A new frontier has opened in fashion’s fur wars, as protesters attacked the homes of more than a dozen Marc Jacobs employees in recent months, using signs, noisemakers and fake blood in an effort to force the designer to officially renounce the use of fur in his collections.
Over the weekend, Jacobs accused protesters of “intimidation” in a statement on Instagram, but said: Her brand “does not work with, use or sell fur, nor will we do so in the future.” He also highlighted that he had not used fur in any of his own brand’s collections since 2018.
“This organization has made it clear that they will not stop their violence towards Marc Jacobs unless they get the statement they want,” Jacobs wrote. “While I do not condone the behavior of this organization, I will always do what I can to protect, honor and respect the lives and well-being of the people I work with.”
The organization Jacobs is referring to is the Coalition to Abolish the Fur Trade, or CAFT, a group that selects targets and disseminates information and resources to anti-fur activists on the ground.
“We were ecstatic,” Matthew Klein, executive director of CAFT USA, said of Jacobs’ statement, although he disputed the depiction of the protests as violent: “Internal protest is protected by the First Amendment and has a long and proud history of use.” by the labor and civil rights movements.”
According to Klein, CAFT has been protesting Marc Jacobs since June 2023, a few months after the company collaborated on a runway show with Italian brand Fendi.
That collection included large fox fur hats described by Jacobs as “upcycled.” Kim Jones, creative director of womenswear at Fendi, confirmed that the fur came from a vintage piece. The hats were used as a runway accessory and were never produced for public sale.
“It was the cultural relevance that Marc Jacobs had in fashion that made him a priority for our campaign,” Klein said, calling the designer “extremely influential” for emerging brands.
The protests began in front of stores and offices. But until this weekend, the brand’s only public response appeared to be an Instagram post by Jacobs’ husband, which was personally critical of one activist in particular. “It didn’t have the result we wanted – a fur-free policy – but rather ridicule,” Klein said.
The campaign intensified in February, when protesters gathered outside the homes of Marc Jacobs employees. At least 18 employees were attacked, some multiple times, in New York City, Las Vegas and Austin, Klein said. (Since February, more than 100 protests have taken place, he added, including Mr. Jacobs’ confrontation in a car on the way to the Met Gala.)
Michael Ariano, global head of public relations for Marc Jacobs, said he was chased down the street by a group of screaming protesters, his neighbors were harassed and slogans such as “Michael Ariano is a murderer” were written in chalk on the ground. in front of his apartment.
In the last week, there have been six arrests related to the protests, Klein said, including one incident involving a broken window at the company’s headquarters in SoHo. During another incident, the husband of a Marc Jacobs executive was also arrested after taking a cellphone belonging to a protester outside his Brooklyn home, Ariano confirmed.
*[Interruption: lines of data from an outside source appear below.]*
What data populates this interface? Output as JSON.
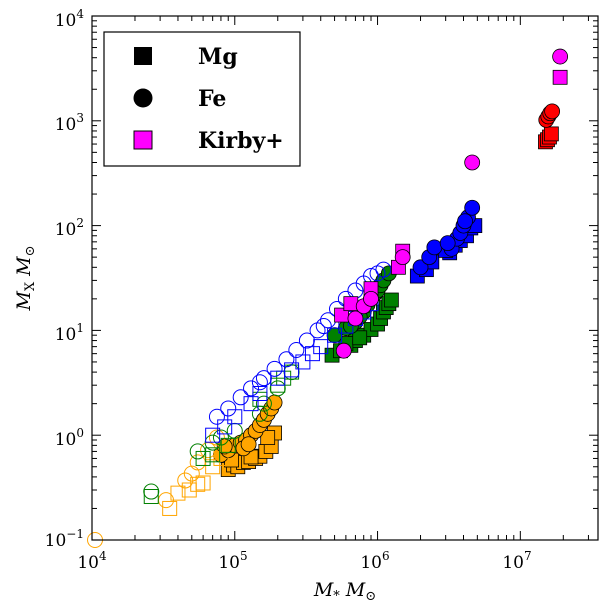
{
  "chart_data": {
    "type": "scatter",
    "xscale": "log",
    "yscale": "log",
    "xlim": [
      10000,
      35000000
    ],
    "ylim": [
      0.1,
      10000
    ],
    "xlabel": "M_* M_⊙",
    "ylabel": "M_X M_⊙",
    "xlabel_parts": {
      "main": "M",
      "sub": "*",
      "unit": "M",
      "unit_sub": "⊙"
    },
    "ylabel_parts": {
      "main": "M",
      "sub": "X",
      "unit": "M",
      "unit_sub": "⊙"
    },
    "xticks": [
      {
        "value": 10000,
        "base": "10",
        "exp": "4"
      },
      {
        "value": 100000,
        "base": "10",
        "exp": "5"
      },
      {
        "value": 1000000,
        "base": "10",
        "exp": "6"
      },
      {
        "value": 10000000,
        "base": "10",
        "exp": "7"
      }
    ],
    "yticks": [
      {
        "value": 0.1,
        "base": "10",
        "exp": "−1"
      },
      {
        "value": 1,
        "base": "10",
        "exp": "0"
      },
      {
        "value": 10,
        "base": "10",
        "exp": "1"
      },
      {
        "value": 100,
        "base": "10",
        "exp": "2"
      },
      {
        "value": 1000,
        "base": "10",
        "exp": "3"
      },
      {
        "value": 10000,
        "base": "10",
        "exp": "4"
      }
    ],
    "legend": {
      "position": "top-left",
      "entries": [
        {
          "label": "Mg",
          "marker": "square",
          "color": "#000000"
        },
        {
          "label": "Fe",
          "marker": "circle",
          "color": "#000000"
        },
        {
          "label": "Kirby+",
          "marker": "square",
          "color": "#ff00ff"
        }
      ]
    },
    "colors": {
      "orange": "#ffa500",
      "green": "#008000",
      "blue": "#0000ff",
      "red": "#ff0000",
      "magenta": "#ff00ff",
      "edge": "#000000"
    },
    "series": [
      {
        "name": "Mg orange (filled)",
        "marker": "square",
        "filled": true,
        "color": "#ffa500",
        "points": [
          [
            90000,
            0.47
          ],
          [
            98000,
            0.52
          ],
          [
            105000,
            0.5
          ],
          [
            115000,
            0.55
          ],
          [
            125000,
            0.56
          ],
          [
            140000,
            0.6
          ],
          [
            150000,
            0.63
          ],
          [
            165000,
            0.7
          ],
          [
            180000,
            0.78
          ],
          [
            190000,
            1.05
          ],
          [
            170000,
            0.95
          ],
          [
            95000,
            0.58
          ],
          [
            130000,
            0.62
          ]
        ]
      },
      {
        "name": "Fe orange (filled)",
        "marker": "circle",
        "filled": true,
        "color": "#ffa500",
        "points": [
          [
            80000,
            0.65
          ],
          [
            90000,
            0.72
          ],
          [
            100000,
            0.8
          ],
          [
            110000,
            0.85
          ],
          [
            120000,
            0.9
          ],
          [
            130000,
            1.0
          ],
          [
            140000,
            1.1
          ],
          [
            150000,
            1.25
          ],
          [
            160000,
            1.4
          ],
          [
            170000,
            1.6
          ],
          [
            180000,
            1.8
          ],
          [
            190000,
            2.05
          ],
          [
            85000,
            0.78
          ],
          [
            115000,
            0.75
          ],
          [
            125000,
            0.82
          ]
        ]
      },
      {
        "name": "Mg orange (open)",
        "marker": "square",
        "filled": false,
        "color": "#ffa500",
        "points": [
          [
            35000,
            0.2
          ],
          [
            40000,
            0.28
          ],
          [
            48000,
            0.3
          ],
          [
            55000,
            0.34
          ],
          [
            60000,
            0.35
          ],
          [
            70000,
            0.5
          ],
          [
            80000,
            0.6
          ]
        ]
      },
      {
        "name": "Fe orange (open)",
        "marker": "circle",
        "filled": false,
        "color": "#ffa500",
        "points": [
          [
            10500,
            0.1
          ],
          [
            33000,
            0.24
          ],
          [
            45000,
            0.37
          ],
          [
            50000,
            0.43
          ],
          [
            55000,
            0.55
          ],
          [
            65000,
            0.72
          ],
          [
            75000,
            0.95
          ]
        ]
      },
      {
        "name": "Mg green (filled)",
        "marker": "square",
        "filled": true,
        "color": "#008000",
        "points": [
          [
            480000,
            5.8
          ],
          [
            550000,
            6.4
          ],
          [
            650000,
            7.2
          ],
          [
            700000,
            8.0
          ],
          [
            800000,
            9.0
          ],
          [
            900000,
            10.2
          ],
          [
            1000000,
            11.5
          ],
          [
            1050000,
            13.0
          ],
          [
            1100000,
            15.0
          ],
          [
            1150000,
            16.5
          ],
          [
            1200000,
            18.0
          ],
          [
            1250000,
            19.5
          ],
          [
            600000,
            7.5
          ],
          [
            750000,
            8.5
          ]
        ]
      },
      {
        "name": "Fe green (filled)",
        "marker": "circle",
        "filled": true,
        "color": "#008000",
        "points": [
          [
            500000,
            9.0
          ],
          [
            600000,
            10.5
          ],
          [
            700000,
            12.0
          ],
          [
            800000,
            15.0
          ],
          [
            850000,
            17.5
          ],
          [
            900000,
            20.0
          ],
          [
            950000,
            22.0
          ],
          [
            1000000,
            24.0
          ],
          [
            1050000,
            27.0
          ],
          [
            1100000,
            30.0
          ],
          [
            1200000,
            35.0
          ],
          [
            650000,
            11.0
          ],
          [
            750000,
            13.5
          ]
        ]
      },
      {
        "name": "Mg green (open)",
        "marker": "square",
        "filled": false,
        "color": "#008000",
        "points": [
          [
            26000,
            0.26
          ],
          [
            60000,
            0.6
          ],
          [
            70000,
            0.65
          ],
          [
            90000,
            0.8
          ],
          [
            150000,
            2.2
          ],
          [
            200000,
            3.0
          ],
          [
            220000,
            3.5
          ],
          [
            250000,
            4.0
          ]
        ]
      },
      {
        "name": "Fe green (open)",
        "marker": "circle",
        "filled": false,
        "color": "#008000",
        "points": [
          [
            26000,
            0.29
          ],
          [
            55000,
            0.7
          ],
          [
            70000,
            0.85
          ],
          [
            80000,
            0.95
          ],
          [
            100000,
            1.1
          ],
          [
            150000,
            1.6
          ],
          [
            160000,
            2.0
          ],
          [
            200000,
            2.8
          ],
          [
            250000,
            4.0
          ]
        ]
      },
      {
        "name": "Mg blue (filled)",
        "marker": "square",
        "filled": true,
        "color": "#0000ff",
        "points": [
          [
            1900000,
            33.0
          ],
          [
            2200000,
            38.0
          ],
          [
            2400000,
            45.0
          ],
          [
            3200000,
            55.0
          ],
          [
            3500000,
            65.0
          ],
          [
            3800000,
            72.0
          ],
          [
            4200000,
            80.0
          ],
          [
            4500000,
            95.0
          ],
          [
            4800000,
            100.0
          ],
          [
            3000000,
            58.0
          ]
        ]
      },
      {
        "name": "Fe blue (filled)",
        "marker": "circle",
        "filled": true,
        "color": "#0000ff",
        "points": [
          [
            2000000,
            40.0
          ],
          [
            2300000,
            50.0
          ],
          [
            2500000,
            62.0
          ],
          [
            3300000,
            60.0
          ],
          [
            3600000,
            75.0
          ],
          [
            3800000,
            85.0
          ],
          [
            4000000,
            100.0
          ],
          [
            4300000,
            120.0
          ],
          [
            4600000,
            148.0
          ],
          [
            3100000,
            68.0
          ],
          [
            4100000,
            110.0
          ]
        ]
      },
      {
        "name": "Mg blue (open)",
        "marker": "square",
        "filled": false,
        "color": "#0000ff",
        "points": [
          [
            70000,
            1.0
          ],
          [
            85000,
            1.2
          ],
          [
            100000,
            1.5
          ],
          [
            130000,
            2.0
          ],
          [
            150000,
            2.5
          ],
          [
            200000,
            3.5
          ],
          [
            250000,
            4.2
          ],
          [
            300000,
            5.0
          ],
          [
            350000,
            6.0
          ],
          [
            400000,
            7.0
          ],
          [
            500000,
            9.0
          ],
          [
            600000,
            11.0
          ],
          [
            700000,
            13.0
          ],
          [
            800000,
            15.0
          ],
          [
            900000,
            18.0
          ]
        ]
      },
      {
        "name": "Fe blue (open)",
        "marker": "circle",
        "filled": false,
        "color": "#0000ff",
        "points": [
          [
            75000,
            1.5
          ],
          [
            90000,
            1.8
          ],
          [
            110000,
            2.3
          ],
          [
            130000,
            2.8
          ],
          [
            160000,
            3.5
          ],
          [
            190000,
            4.3
          ],
          [
            230000,
            5.3
          ],
          [
            270000,
            6.5
          ],
          [
            320000,
            8.0
          ],
          [
            380000,
            10.0
          ],
          [
            450000,
            12.5
          ],
          [
            520000,
            16.0
          ],
          [
            600000,
            20.0
          ],
          [
            700000,
            24.0
          ],
          [
            800000,
            28.0
          ],
          [
            900000,
            33.0
          ],
          [
            1000000,
            35.0
          ],
          [
            1100000,
            38.0
          ],
          [
            150000,
            3.2
          ],
          [
            420000,
            11.0
          ]
        ]
      },
      {
        "name": "Mg red (filled)",
        "marker": "square",
        "filled": true,
        "color": "#ff0000",
        "points": [
          [
            15000000,
            630.0
          ],
          [
            15500000,
            660.0
          ],
          [
            16000000,
            700.0
          ],
          [
            16500000,
            750.0
          ]
        ]
      },
      {
        "name": "Fe red (filled)",
        "marker": "circle",
        "filled": true,
        "color": "#ff0000",
        "points": [
          [
            15200000,
            1020.0
          ],
          [
            15700000,
            1100.0
          ],
          [
            16200000,
            1180.0
          ],
          [
            16700000,
            1230.0
          ]
        ]
      },
      {
        "name": "Kirby+ Mg",
        "marker": "square",
        "filled": true,
        "color": "#ff00ff",
        "points": [
          [
            560000,
            14.0
          ],
          [
            650000,
            18.0
          ],
          [
            900000,
            25.0
          ],
          [
            1400000,
            40.0
          ],
          [
            1500000,
            57.0
          ],
          [
            19000000,
            2600.0
          ]
        ]
      },
      {
        "name": "Kirby+ Fe",
        "marker": "circle",
        "filled": true,
        "color": "#ff00ff",
        "points": [
          [
            580000,
            6.4
          ],
          [
            700000,
            13.0
          ],
          [
            800000,
            17.0
          ],
          [
            900000,
            20.0
          ],
          [
            1500000,
            50.0
          ],
          [
            4600000,
            400.0
          ],
          [
            19000000,
            4100.0
          ]
        ]
      }
    ]
  }
}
“It’s very frustrating, because the very principles and laws that we revere can be taken advantage of and turn into radical harassment,” Ariano said, referring to the first amendment.
The protests have not only affected Marc Jacobs employees, but also their neighbors. Laura Neilson, a writer who lives in the same East Village building as a senior director at Marc Jacobs, said she spent Memorial Day helping clean up fake blood splattered on the facade and chalk etched on the sidewalk throughout her apartment. of 60 units. building.
About two dozen protesters demonstrated for about 30 minutes. They knocked on apartment doors, trying to get into the building, Neilson said. The target of the protest was not home at the time, but an elderly neighbor and several pets were distraught by the commotion.
“It was very scary,” said Neilson, who has contributed freelance articles to The New York Times. “It looked like a zombie apocalypse, the way they were all standing out front, looking out the windows.”
LVMH, the French luxury group that owns Marc Jacobs, declined to comment.
These protests represent an escalation of tactics by anti-fur groups like PETA, which had previously focused on disrupting parades and store operations.
The anti-fur movement has been largely successful in its efforts to force fashion houses to stop using fur, and almost all runway brands have adopted fake fur as fabric and avoided the use of former luxury staples like the mink and the sable. Fashion magazines like Elle have also stopped photographing real fur, and department stores like Neiman Marcus, Saks, and Nordstrom no longer sell real fur.
As a result, the fur-free cause has turned to leather, as well as exotic skins such as python and ostrich. In a statement, Tracy Reiman, executive vice president of PETA, applauded Jacobs’ official renouncement of fur, saying, “we hope Jacobs saves more animal skins by also banning leather.”
Klein said CAFT will soon announce plans to attack fashion brand Max Mara over its use of fur.
“It’s easy to ignore us when we’re outside one of your stores,” Klein said, noting that up to 40 Marc Jacobs employees were on the list for future at-home protests. “It’s impossible to ignore us when we’re outside your homes.”